他飞快地跑出正厅,但不知下一步该往哪里去。一个下人都没有了,一点捕捉蛛丝马迹的机会也没有。他第一次高声呼喊她的名字,毫无保留,毫不顾忌。但庭院深深,回音荡漾而至,始终没有一人回应。他喊了数十声,嗓子撕裂了一样干疼,最终只能放弃。景行发了疯似的又往大门跑去,他抱最后一丝希望,或许街坊会看见,听见,从而知晓一二,不然他只能走投无路。
“哎哟,哪个瞎了眼的,敢撞老子。”蒋千伶揉揉额头,看见从门内急冲出的景行也一样摔倒在地,很惊喜地上前把他扶起,笑道:“兄弟,你怎么回来了?”
景行跑了几个时辰,又送完孟氏最后一程,早就身心俱疲,累得头晕眼花,被这样一撞,只觉得一片眼黑。
待他清醒过来,已经躺在陌生的锦绣罗床上。光滑的丝绸压在身上,滑腻地像人血一般。他做了个噩梦,倒在血泊里,除了无边无际的猩红,别无他物。醒来后一把揭开被子跳下床。他气喘不止,已分不清是幻是真。
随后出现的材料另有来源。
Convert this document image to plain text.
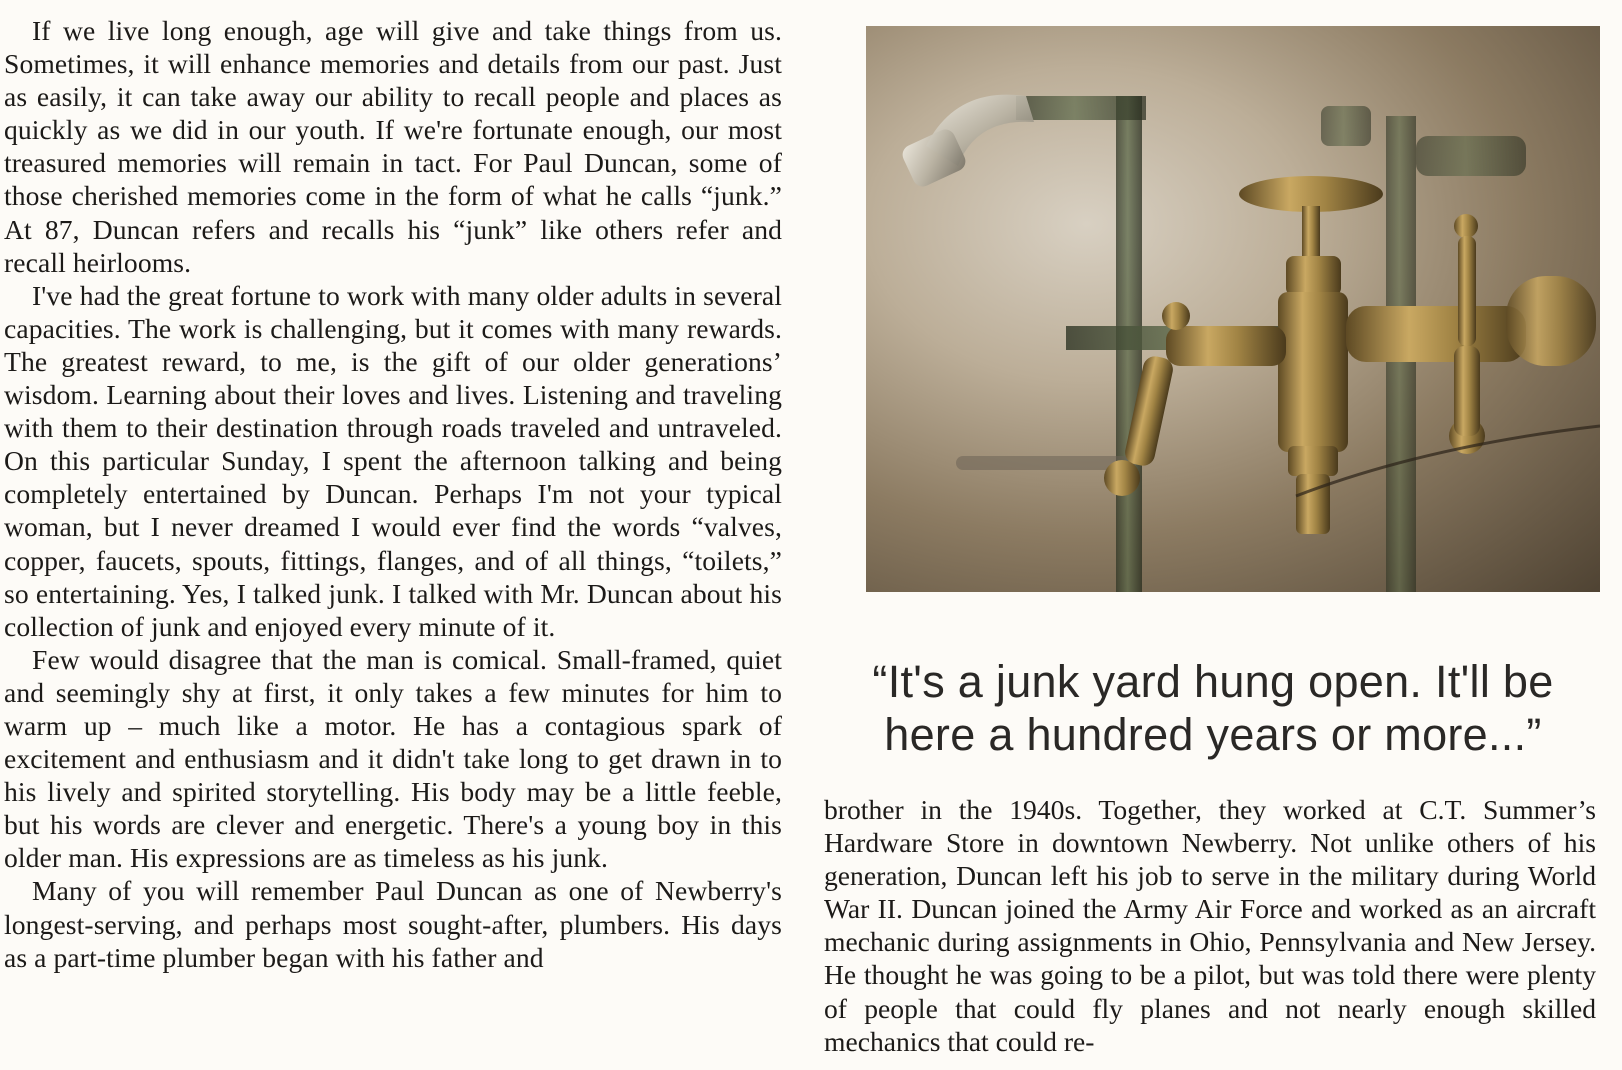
If we live long enough, age will give and take things from us. Sometimes, it will enhance memories and details from our past. Just as easily, it can take away our ability to recall people and places as quickly as we did in our youth. If we're fortunate enough, our most treasured memories will remain in tact. For Paul Duncan, some of those cherished memories come in the form of what he calls “junk.” At 87, Duncan refers and recalls his “junk” like others refer and recall heirlooms.

I've had the great fortune to work with many older adults in several capacities. The work is challenging, but it comes with many rewards. The greatest reward, to me, is the gift of our older generations’ wisdom. Learning about their loves and lives. Listening and traveling with them to their destination through roads traveled and untraveled. On this particular Sunday, I spent the afternoon talking and being completely entertained by Duncan. Perhaps I'm not your typical woman, but I never dreamed I would ever find the words “valves, copper, faucets, spouts, fittings, flanges, and of all things, “toilets,” so entertaining. Yes, I talked junk. I talked with Mr. Duncan about his collection of junk and enjoyed every minute of it.

Few would disagree that the man is comical. Small-framed, quiet and seemingly shy at first, it only takes a few minutes for him to warm up – much like a motor. He has a contagious spark of excitement and enthusiasm and it didn't take long to get drawn in to his lively and spirited storytelling. His body may be a little feeble, but his words are clever and energetic. There's a young boy in this older man. His expressions are as timeless as his junk.

Many of you will remember Paul Duncan as one of Newberry's longest-serving, and perhaps most sought-after, plumbers. His days as a part-time plumber began with his father and

“It's a junk yard hung open. It'll be
here a hundred years or more...”

brother in the 1940s. Together, they worked at C.T. Summer’s Hardware Store in downtown Newberry. Not unlike others of his generation, Duncan left his job to serve in the military during World War II. Duncan joined the Army Air Force and worked as an aircraft mechanic during assignments in Ohio, Pennsylvania and New Jersey. He thought he was going to be a pilot, but was told there were plenty of people that could fly planes and not nearly enough skilled mechanics that could re-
不过蒋千伶听到动静,很快就走了进来。他龇牙笑道:“真够巧的,我本想去看看还有没有什么后事要处理,就遇见了你。”
他放下托盘,里面居然是一盏燕窝和金丝乳糕。景行诧异地抬头,这才反应过来蒋千伶穿了一身簇新的马褂,指上也套了两枚玉扳指,与昔日大为不同。蒋千伶对他倒是很客气,笑道:“你是不是也听到了风声了,可惜来晚了一步。昨天晚上就被抄了。外头来的兵倒也罢了,连自家的一帮子人都连抢带偷地跑了。”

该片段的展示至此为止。